Jesus rät nicht zum gewaltsamen Aufstand. In allen drei Beispielen haben die Unterdrückten ihre Unterdrücker aus der Fassung gebracht. Sie haben selbst das Heft des Handelns in die Hand genommen. Sie haben sich widersetzt und Widerstand geleistet – ohne Gewalt! Solches Handeln kann Machtverhältnisse nachhaltig erschüttern, ohne dass zusätzliche Opfer von Gewalttaten zu beklagen wären. 
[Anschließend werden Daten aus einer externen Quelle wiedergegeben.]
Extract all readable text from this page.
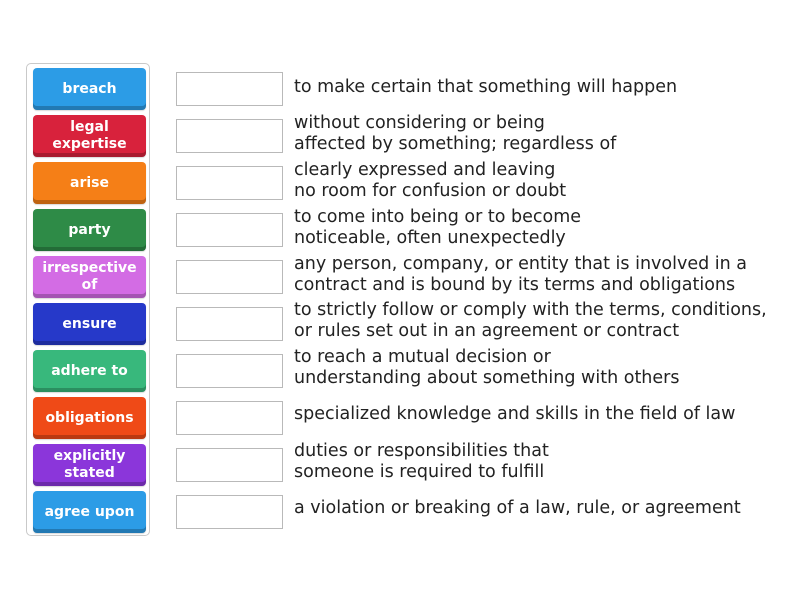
breach
legal
expertise
arise
party
irrespective
of
ensure
adhere to
obligations
explicitly
stated
agree upon
to make certain that something will happen
without considering or being
affected by something; regardless of
clearly expressed and leaving
no room for confusion or doubt
to come into being or to become
noticeable, often unexpectedly
any person, company, or entity that is involved in a
contract and is bound by its terms and obligations
to strictly follow or comply with the terms, conditions,
or rules set out in an agreement or contract
to reach a mutual decision or
understanding about something with others
specialized knowledge and skills in the field of law
duties or responsibilities that
someone is required to fulfill
a violation or breaking of a law, rule, or agreement
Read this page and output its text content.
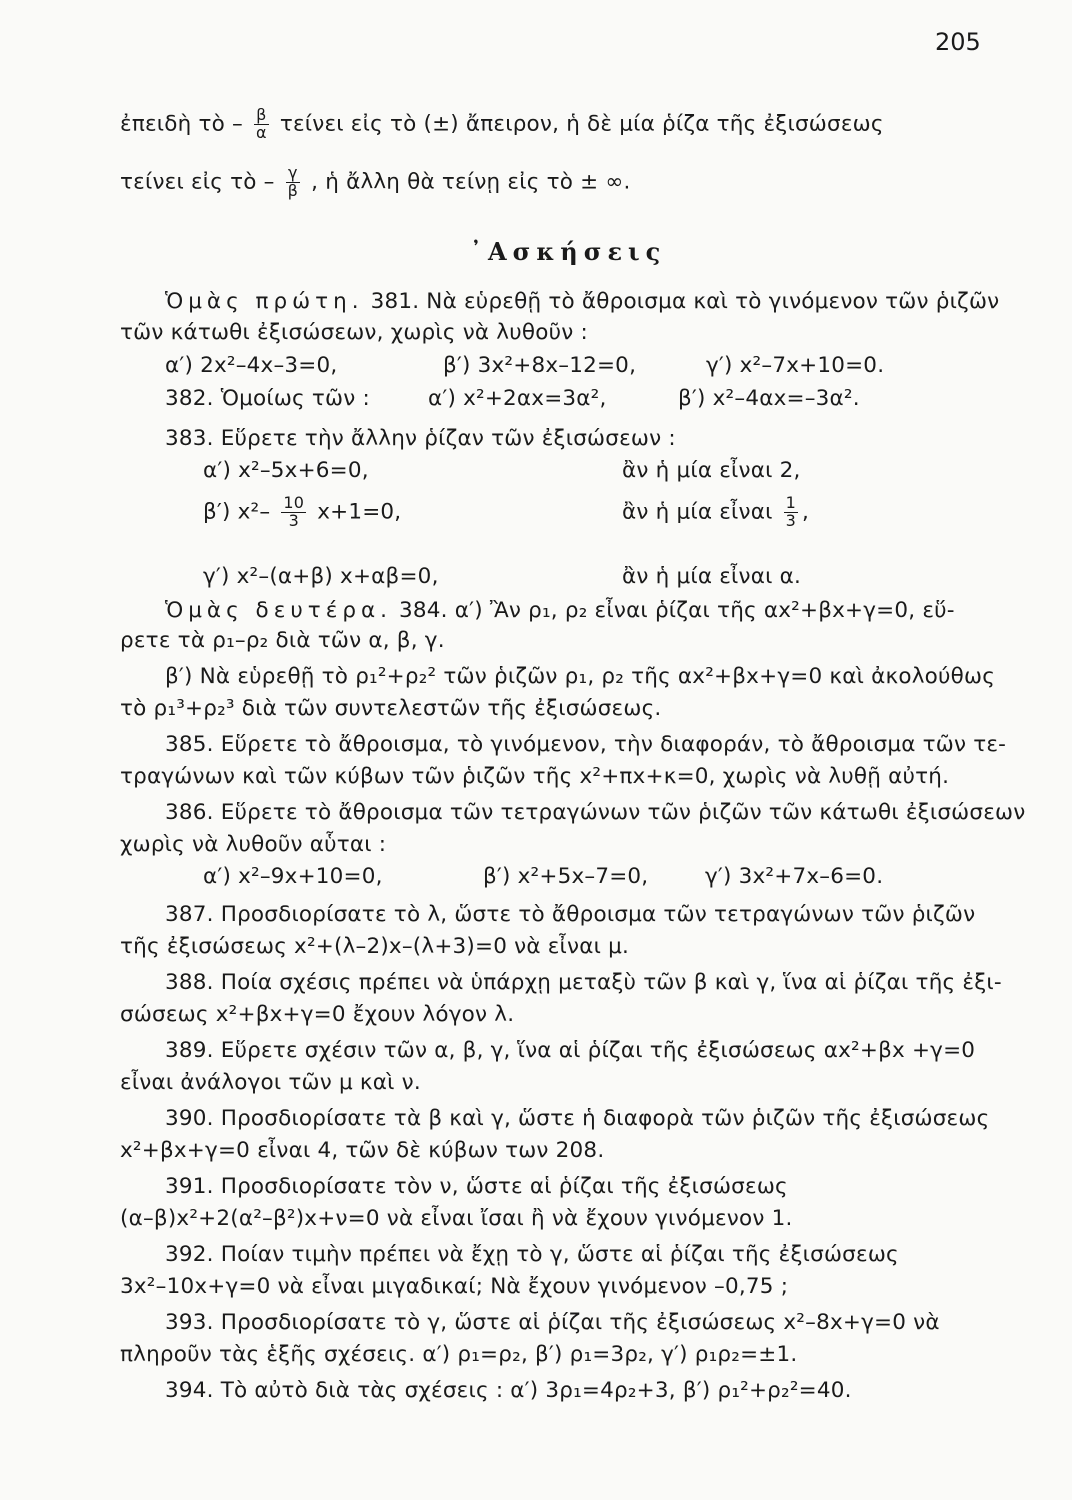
205
ἐπειδὴ τὸ – $\frac{\beta}{\alpha}$ τείνει εἰς τὸ (±) ἄπειρον, ἡ δὲ μία ῥίζα τῆς ἐξισώσεως
τείνει εἰς τὸ – $\frac{\gamma}{\beta}$ , ἡ ἄλλη θὰ τείνῃ εἰς τὸ ± ∞.
᾿Ασκήσεις
Ὁμὰς πρώτη. 381. Νὰ εὑρεθῇ τὸ ἄθροισμα καὶ τὸ γινόμενον τῶν ῥιζῶν
τῶν κάτωθι ἐξισώσεων, χωρὶς νὰ λυθοῦν :
α′) 2x²–4x–3=0,	β′) 3x²+8x–12=0,	γ′) x²–7x+10=0.
382. Ὁμοίως τῶν :	α′) x²+2αx=3α²,	β′) x²–4αx=–3α².
383. Εὕρετε τὴν ἄλλην ῥίζαν τῶν ἐξισώσεων :
α′) x²–5x+6=0,	ἂν ἡ μία εἶναι 2,
β′) $x^2- \frac{10}{3} x+1=0$,	ἂν ἡ μία εἶναι $\frac{1}{3}$ ,
γ′) x²–(α+β) x+αβ=0,	ἂν ἡ μία εἶναι α.
Ὁμὰς δευτέρα. 384. α′) Ἂν ρ₁, ρ₂ εἶναι ῥίζαι τῆς αx²+βx+γ=0, εὕ-
ρετε τὰ ρ₁–ρ₂ διὰ τῶν α, β, γ.
β′) Νὰ εὑρεθῇ τὸ ρ₁²+ρ₂² τῶν ῥιζῶν ρ₁, ρ₂ τῆς αx²+βx+γ=0 καὶ ἀκολούθως
τὸ ρ₁³+ρ₂³ διὰ τῶν συντελεστῶν τῆς ἐξισώσεως.
385. Εὕρετε τὸ ἄθροισμα, τὸ γινόμενον, τὴν διαφοράν, τὸ ἄθροισμα τῶν τε-
τραγώνων καὶ τῶν κύβων τῶν ῥιζῶν τῆς x²+πx+κ=0, χωρὶς νὰ λυθῇ αὐτή.
386. Εὕρετε τὸ ἄθροισμα τῶν τετραγώνων τῶν ῥιζῶν τῶν κάτωθι ἐξισώσεων
χωρὶς νὰ λυθοῦν αὗται :
α′) x²–9x+10=0,	β′) x²+5x–7=0,	γ′) 3x²+7x–6=0.
387. Προσδιορίσατε τὸ λ, ὥστε τὸ ἄθροισμα τῶν τετραγώνων τῶν ῥιζῶν
τῆς ἐξισώσεως x²+(λ–2)x–(λ+3)=0 νὰ εἶναι μ.
388. Ποία σχέσις πρέπει νὰ ὑπάρχῃ μεταξὺ τῶν β καὶ γ, ἵνα αἱ ῥίζαι τῆς ἐξι-
σώσεως x²+βx+γ=0 ἔχουν λόγον λ.
389. Εὕρετε σχέσιν τῶν α, β, γ, ἵνα αἱ ῥίζαι τῆς ἐξισώσεως αx²+βx +γ=0
εἶναι ἀνάλογοι τῶν μ καὶ ν.
390. Προσδιορίσατε τὰ β καὶ γ, ὥστε ἡ διαφορὰ τῶν ῥιζῶν τῆς ἐξισώσεως
x²+βx+γ=0 εἶναι 4, τῶν δὲ κύβων των 208.
391. Προσδιορίσατε τὸν ν, ὥστε αἱ ῥίζαι τῆς ἐξισώσεως
(α–β)x²+2(α²–β²)x+ν=0 νὰ εἶναι ἴσαι ἢ νὰ ἔχουν γινόμενον 1.
392. Ποίαν τιμὴν πρέπει νὰ ἔχῃ τὸ γ, ὥστε αἱ ῥίζαι τῆς ἐξισώσεως
3x²–10x+γ=0 νὰ εἶναι μιγαδικαί; Νὰ ἔχουν γινόμενον –0,75 ;
393. Προσδιορίσατε τὸ γ, ὥστε αἱ ῥίζαι τῆς ἐξισώσεως x²–8x+γ=0 νὰ
πληροῦν τὰς ἑξῆς σχέσεις. α′) ρ₁=ρ₂, β′) ρ₁=3ρ₂, γ′) ρ₁ρ₂=±1.
394. Τὸ αὐτὸ διὰ τὰς σχέσεις : α′) 3ρ₁=4ρ₂+3, β′) ρ₁²+ρ₂²=40.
Gewaltfreiheit ist also alles andere als Passivität. Sie erfordert Mut, Witz und Einsatz. Sie eröffnet dem Feind Möglichkeiten sich und sein Verhalten zu verändern, selbst die gewalttätigen Strukturen und Systeme in Frage zu stellen und zu widerstehen. Gewaltfreier Widerstand lässt dem Gegner immer seine Würde als Mensch. „Liebt eure Feinde! Betet für die, die euch verfolgen!“ sagt Jesus. Wie schon der Prophet Jeremia 500 Jahre zuvor gesagt hatte: „Seht zu, dass es der fremden Stadt gut geht, in die ich euch verbannt habe! Betet für sie zum Herrn! Denn geht es ihr gut, wird es auch euch gut gehen. Und ihr werdet in Frieden leben.“ 

Nun, es gehört zur Wahrheit, dass gewaltfreier Widerstand nicht immer erfolgreich ist. Er trägt nicht immer den Sieg davon. Dieses Risiko bleibt. Das gilt für gewaltsames und kriegerisches Handeln aber gleichermaßen. Nur dass durch die Gewalt die Welt noch viel schlechter geworden ist. 

Nein, die eine Lösung für die vielen Kriege und Gewaltexzesse habe ich nicht parat. Und wer angibt, es gäbe sie, der lügt! Aber dem Kriegsgeschrei und dem Ruf nach immer mehr Waffengewalt will ich widerstehen im Geiste Jesu, mit allen Risiken, die das in sich birgt. Ich will festhalten an dem Glauben, der darauf vertraut, dass das Reich Gottes kommt. Und ich will festhalten an dem Glauben, der darauf vertraut, dass die Bitte „Erlöse uns von dem Bösen!“ nicht ins Leere läuft.